Q:  Do you have any routines or systems in place that help you stay balanced when things get extra tough at home? 

A:  I learnt early on that Mara could tell when I was stressed or upset.  It had a very detrimental effect, so my main practice as a mum is to not be too hard or strict on myself. I’m not exactly slow living, but I try not to make too many plans that would make me anxious. I am more than happy to have films, snacks and cuddles on hand if any one of us hits a rough patch. Self care all round!

Q:  Have you encountered situations where kids (or parents) have asked about Mara’s AFO or how she might be different from them? And if so, how have you engaged in these scenarios? 

 A:  At nursery, a lot of parents have spoken to me about Mara.  So far, no one has said anything uncomfortable, and long may it continue. The other kids want to help her and see her shine, too. My main concern is how we will approach this kind of situation with Mara, as she gets older and more aware of her differences and struggles. I think about this a lot, it’s my main worry as her mum.

Q:  Are there ways that you encourage and support diversity and embrace our differences as humans  in your home?  (Or plan to as your children grow) 
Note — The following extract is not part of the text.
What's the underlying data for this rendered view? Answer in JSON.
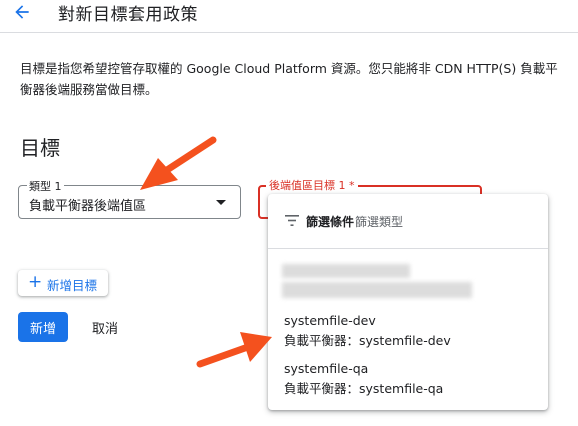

A:  This is especially important in our family and not only because of Mara’s disability or differences. Nursery is a huge part of supporting diversity for Mara, growing up alongside children of different races and abilities. There is another girl in her group who also has hemiplegia! We especially try to buy books that uphold characters who are different to her.  The online community has been huge for us as well. There are groups of parents online who all want to share information and experiences of which we benefit from massively. When we did CIMT, we did a therapy fundraiser online and the support was overwhelming. I want to use technology and communication to better things for my kids.  I want Mara to feel confident despite her struggles and to find her own way. This is impossible without educating her about other peoples differences and struggles.

Q:  Lastly, if there was one thing you wish you had learned at a young age, that might have helped you in adulthood, what would it be? 

 A:  That helping others can feel better than just helping yourself!